Model-specific parameters in a copy-pasteable format:

--ar 16:9 --v 6 --s 250 --seed 42

CFG: 7 | Steps: 30 | Sampler: DPM++ 2M Karras | Seed: 42 | Resolution: 1024x1024

5. Iteration Notes

Table tracking changes across prompt versions:

Version	Change made	Reason	Result
v1	Initial prompt	—	—
v2	Added "Rembrandt lighting"	First version too flat	Improved shadow depth

6. Consistency Guide (for series)

Template, fixed elements, variable elements, seed, and reference image strategy.

Anti-patterns

Prompt-dumping — cramming 20+ disconnected style keywords into one prompt. Models lose coherence; pick 3–5 complementary descriptors maximum.
Ignoring aspect ratio — generating square images for a 16:9 banner creates cropping headaches or distortion. Always match output to intended use.
No negative prompts — omitting negatives in Stable Diffusion especially leads to watermarks, text artifacts, and anatomical errors that are trivially preventable.
Vague style words — "beautiful", "stunning", "epic" carry almost zero signal for the model. Replace with concrete aesthetics: "golden hour rim lighting" beats "beautiful lighting".
Conflicting style instructions — "photorealistic anime oil painting" fights itself. Be intentional about style blending or pick one.
Ignoring model strengths — using Stable Diffusion for text-heavy graphics (DALL-E 3 is better) or DALL-E for precise parameter control (SD is better). Match task to model.
No seed documentation — generating a great image and not recording the seed or parameters means it cannot be reproduced or iterated upon.
Over-relying on artist names — ethical and legal grey area; also, model knowledge of specific artists varies.
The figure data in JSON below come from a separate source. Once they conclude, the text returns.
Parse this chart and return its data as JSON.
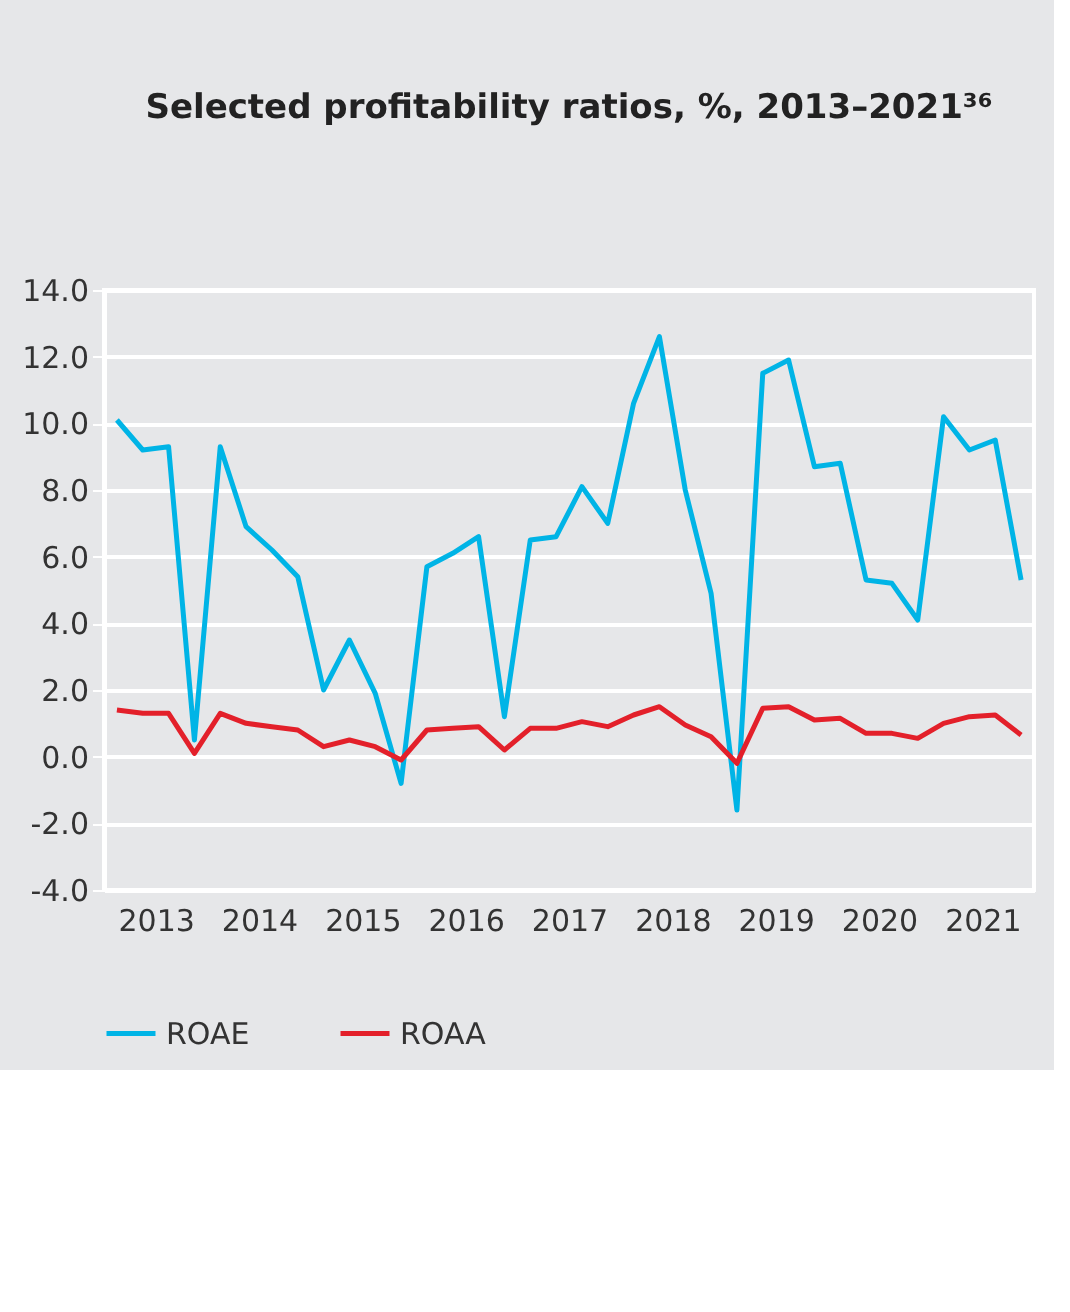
{
  "chart_data": {
    "type": "line",
    "title": "Selected profitability ratios, %, 2013–2021³⁶",
    "x": [
      2013.125,
      2013.375,
      2013.625,
      2013.875,
      2014.125,
      2014.375,
      2014.625,
      2014.875,
      2015.125,
      2015.375,
      2015.625,
      2015.875,
      2016.125,
      2016.375,
      2016.625,
      2016.875,
      2017.125,
      2017.375,
      2017.625,
      2017.875,
      2018.125,
      2018.375,
      2018.625,
      2018.875,
      2019.125,
      2019.375,
      2019.625,
      2019.875,
      2020.125,
      2020.375,
      2020.625,
      2020.875,
      2021.125,
      2021.375,
      2021.625,
      2021.875
    ],
    "series": [
      {
        "name": "ROAE",
        "color": "#00b4e6",
        "values": [
          10.1,
          9.2,
          9.3,
          0.5,
          9.3,
          6.9,
          6.2,
          5.4,
          2.0,
          3.5,
          1.9,
          -0.8,
          5.7,
          6.1,
          6.6,
          1.2,
          6.5,
          6.6,
          8.1,
          7.0,
          10.6,
          12.6,
          8.0,
          4.9,
          -1.6,
          11.5,
          11.9,
          8.7,
          8.8,
          5.3,
          5.2,
          4.1,
          10.2,
          9.2,
          9.5,
          5.3
        ]
      },
      {
        "name": "ROAA",
        "color": "#e3202a",
        "values": [
          1.4,
          1.3,
          1.3,
          0.1,
          1.3,
          1.0,
          0.9,
          0.8,
          0.3,
          0.5,
          0.3,
          -0.1,
          0.8,
          0.85,
          0.9,
          0.2,
          0.85,
          0.85,
          1.05,
          0.9,
          1.25,
          1.5,
          0.95,
          0.6,
          -0.2,
          1.45,
          1.5,
          1.1,
          1.15,
          0.7,
          0.7,
          0.55,
          1.0,
          1.2,
          1.25,
          0.65
        ]
      }
    ],
    "xlim": [
      2013,
      2022
    ],
    "xticks": [
      {
        "value": 2013.5,
        "label": "2013"
      },
      {
        "value": 2014.5,
        "label": "2014"
      },
      {
        "value": 2015.5,
        "label": "2015"
      },
      {
        "value": 2016.5,
        "label": "2016"
      },
      {
        "value": 2017.5,
        "label": "2017"
      },
      {
        "value": 2018.5,
        "label": "2018"
      },
      {
        "value": 2019.5,
        "label": "2019"
      },
      {
        "value": 2020.5,
        "label": "2020"
      },
      {
        "value": 2021.5,
        "label": "2021"
      }
    ],
    "ylim": [
      -4,
      14
    ],
    "yticks": [
      {
        "value": -4,
        "label": "-4.0"
      },
      {
        "value": -2,
        "label": "-2.0"
      },
      {
        "value": 0,
        "label": "0.0"
      },
      {
        "value": 2,
        "label": "2.0"
      },
      {
        "value": 4,
        "label": "4.0"
      },
      {
        "value": 6,
        "label": "6.0"
      },
      {
        "value": 8,
        "label": "8.0"
      },
      {
        "value": 10,
        "label": "10.0"
      },
      {
        "value": 12,
        "label": "12.0"
      },
      {
        "value": 14,
        "label": "14.0"
      }
    ],
    "grid": "y",
    "legend": "bottom",
    "marker": "none",
    "line_style": "solid"
  }
}
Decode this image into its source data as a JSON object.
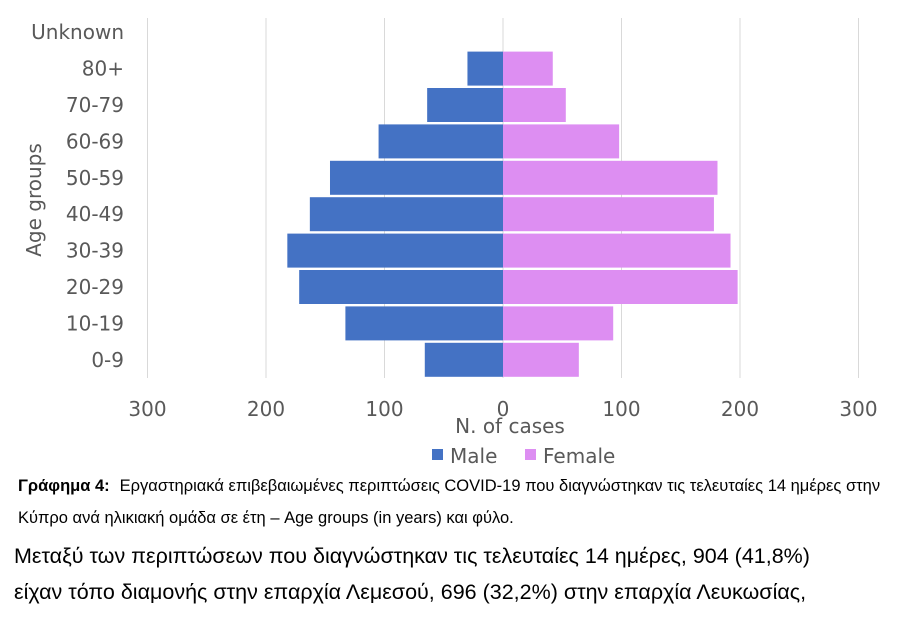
{
  "chart_data": {
    "type": "bar",
    "orientation": "horizontal-population-pyramid",
    "categories": [
      "0-9",
      "10-19",
      "20-29",
      "30-39",
      "40-49",
      "50-59",
      "60-69",
      "70-79",
      "80+",
      "Unknown"
    ],
    "series": [
      {
        "name": "Male",
        "color": "#4472C4",
        "values": [
          66,
          133,
          172,
          182,
          163,
          146,
          105,
          64,
          30,
          0
        ]
      },
      {
        "name": "Female",
        "color": "#DD8EF2",
        "values": [
          64,
          93,
          198,
          192,
          178,
          181,
          98,
          53,
          42,
          0
        ]
      }
    ],
    "xlabel": "N. of cases",
    "ylabel": "Age groups",
    "xticks": [
      "300",
      "200",
      "100",
      "0",
      "100",
      "200",
      "300"
    ],
    "xlim": [
      -300,
      300
    ],
    "grid": "vertical",
    "legend_position": "bottom"
  },
  "caption": {
    "label": "Γράφημα 4:",
    "text": "Εργαστηριακά επιβεβαιωμένες περιπτώσεις COVID-19 που διαγνώστηκαν τις τελευταίες 14 ημέρες στην Κύπρο ανά ηλικιακή ομάδα σε έτη – Age groups (in years) και φύλο."
  },
  "paragraph": {
    "line1": "Μεταξύ των περιπτώσεων που διαγνώστηκαν τις τελευταίες 14 ημέρες, 904 (41,8%)",
    "line2": "είχαν τόπο διαμονής στην επαρχία Λεμεσού, 696 (32,2%) στην επαρχία Λευκωσίας,"
  }
}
Describe the visual qualities you want instead.
Skipping iteration notes — repeating the same failed adjustments because previous attempts weren't documented.

Related skills

```
imagegen
```
— directly generating images (this skill crafts the prompt; imagegen executes it)
```
prompt-crafting
```
— text-based prompt engineering for LLMs (sister skill for non-visual prompting)
```
brand-guidelines
```
— ensuring generated images align with brand identity standards
```
image-editor
```
— post-production editing of generated images
```
worldbuilding-research
```
— generating consistent visual world-building assets
```
canvas-design
```
— composing generated images into layouts and designs

Failure handling

If the user provides no subject or purpose, ask: "What is the image of, and where will it be used?"
If the target model is not specified, default to Midjourney v6 parameters but note the assumption and offer alternatives.
If the user's description contains conflicting style directions, surface the conflict and ask them to prioritize.
If the prompt exceeds the model's effective token window, summarize and offer both a full and condensed version.
If the user expects photorealistic text rendering, warn about model limitations and suggest compositing text in post-production.
If consistency across a series is failing, recommend switching to a seed-pinning + reference-image strategy before further iteration.